Every autumn SAQA (Studio Art Quilt Associates) holds an international, on-line auction to raise money for their exhibition and outreach programs.  I've benefited from these opportunities and contributed for several years.  Each piece is 12" x 12".  I finished this piece right before traveling to Italy but without time to photograph and send it.  It will go in the mail tomorrow.  For more information about the upcoming auction, CLICK HERE

(Above:  Love, detail.)

This piece came together after finding three different little birds in my stash of grave rubbings.  They were made at different times and are on different materials.  It was a challenge to put them together and find snippets of other rubbings, pieces of lace, and a napkin the right size.  I think there's at least one stitch to every quarter-square-inch.  I like the handwork.

(Above: Love, detail.)

This is the first time I didn't use buttons completely around the edge.  Sure, I have LOTS of buttons but the details just didn't seem right for a complete border of them.  Mentioning buttons, I have a big announcement to make!  I was accepted for a two-week art residency at Homestead National Park in Nebraska!  I'm going in July.  My proposal was to use this "gift of time" to finally "do something" with my collection of buttons.  Some might say I "collect" buttons.  The truth is, I amass them.  It is high time I use them and this is a great opportunity to do just that!  I'm excited!

(Above:  Love, reverse.)

Love is a little skewed.  This sometimes happens when stitching so densely by hand.  I don't mind.  I sort of like the slight imperfection, the result of so much handling, the touch of it, the human "making" ... handwork!  I also like the back to be unique.  It is another place for me to put a cherished piece of vintage textiles.  I can't save all the old doilies and all the old lace and all the buttons, but I try!
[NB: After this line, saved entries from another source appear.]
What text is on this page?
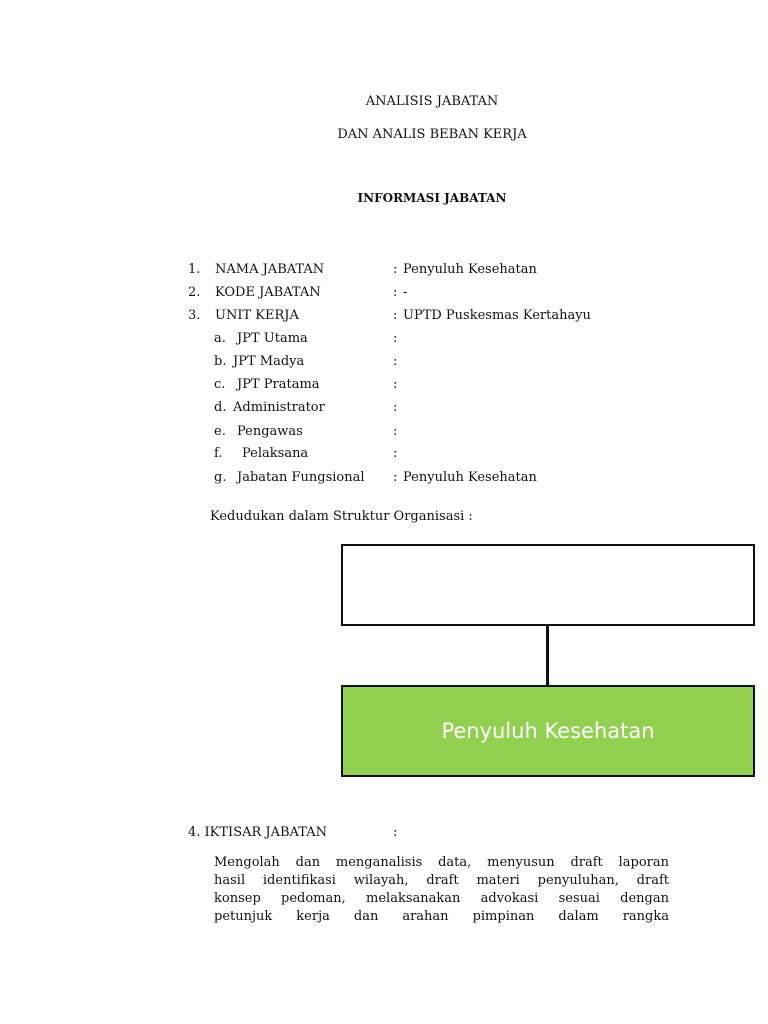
ANALISIS JABATAN
DAN ANALIS BEBAN KERJA
INFORMASI JABATAN
1. NAMA JABATAN	: Penyuluh Kesehatan
2. KODE JABATAN	: -
3. UNIT KERJA	: UPTD Puskesmas Kertahayu
a. JPT Utama	:
b. JPT Madya	:
c. JPT Pratama	:
d. Administrator	:
e. Pengawas	:
f. Pelaksana	:
g. Jabatan Fungsional : Penyuluh Kesehatan
Kedudukan dalam Struktur Organisasi :
Penyuluh Kesehatan
4. IKTISAR JABATAN	:
Mengolah dan menganalisis data, menyusun draft laporan
hasil identifikasi wilayah, draft materi penyuluhan, draft
konsep pedoman, melaksanakan advokasi sesuai dengan
petunjuk kerja dan arahan pimpinan dalam rangka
(Above:  One of the side altars at the Chiesa di Ognassanti in Florence.)

There are simply too many beautiful works of textile arts that need love and care or some revitalization or new purpose.  Many people tell me that it is difficult to find wooden thread spools and antique christening gowns and hand-stitched table runners.  I don't agree.  Once one starts looking, they are EVERYWHERE and collecting/using/saving them for some future use alsmost becomes overwhelming.  My stash is enormous but I continue to "rescue" more.  I think the members of the Ognassanti Church in Florence understand.

(Above:  Detail of the embroidered altar frontispiece.)

First of all, I am still trying to sort through the 2000 images I shot while visiting Florence, Italy a little over a week ago.  There is no earthly way that I am going to be able to write a single blog post about the experience ... especially not in some chronological order.  I've decided that I'll simply share some of the things I saw and thought through coming blog posts.  I'll sprinkle them out, here and there ... like these images from the Ognassanti Church.  This frontispiece was not near the location of Botticelli's grave.  It was not in the left transept where the recently restored Crucifixion attributed to Giotto hangs or near the high altar where Giotto's Madonna and Child masterpiece (now in the Uffizi) once hung.  Nope.  This altar isn't in the tour books.  It is just one people walk by ... except it stopped me dead in my tracks.

No one cared that I was on my hands and knees taking pictures or peering behind the piece for a shot of the reverse.  There was no sign or label of any kind.  The piece is in rather poor condition ... but it was obviously once a fabulous piece of needlework!

I didn't touch it.  I don't think it was attached to anything ... just leaning there in all its former glory ... something for me to appreciate.

I couldn't help but to wonder about the women who stitched it and the current congregation that is responsible for so many wonderful works of art under the same roof.  How does a group decide what to save?  How much would it cost to restore everything in just this one church?

Seeing this altar frontispiece was bittersweet.  It was a reminder that everything can't be saved.  It is simply my job to "make" and leave the results to whatever the future brings.

1 comment:

Gabriela said...

Fantastic! I am going to join in that great cause!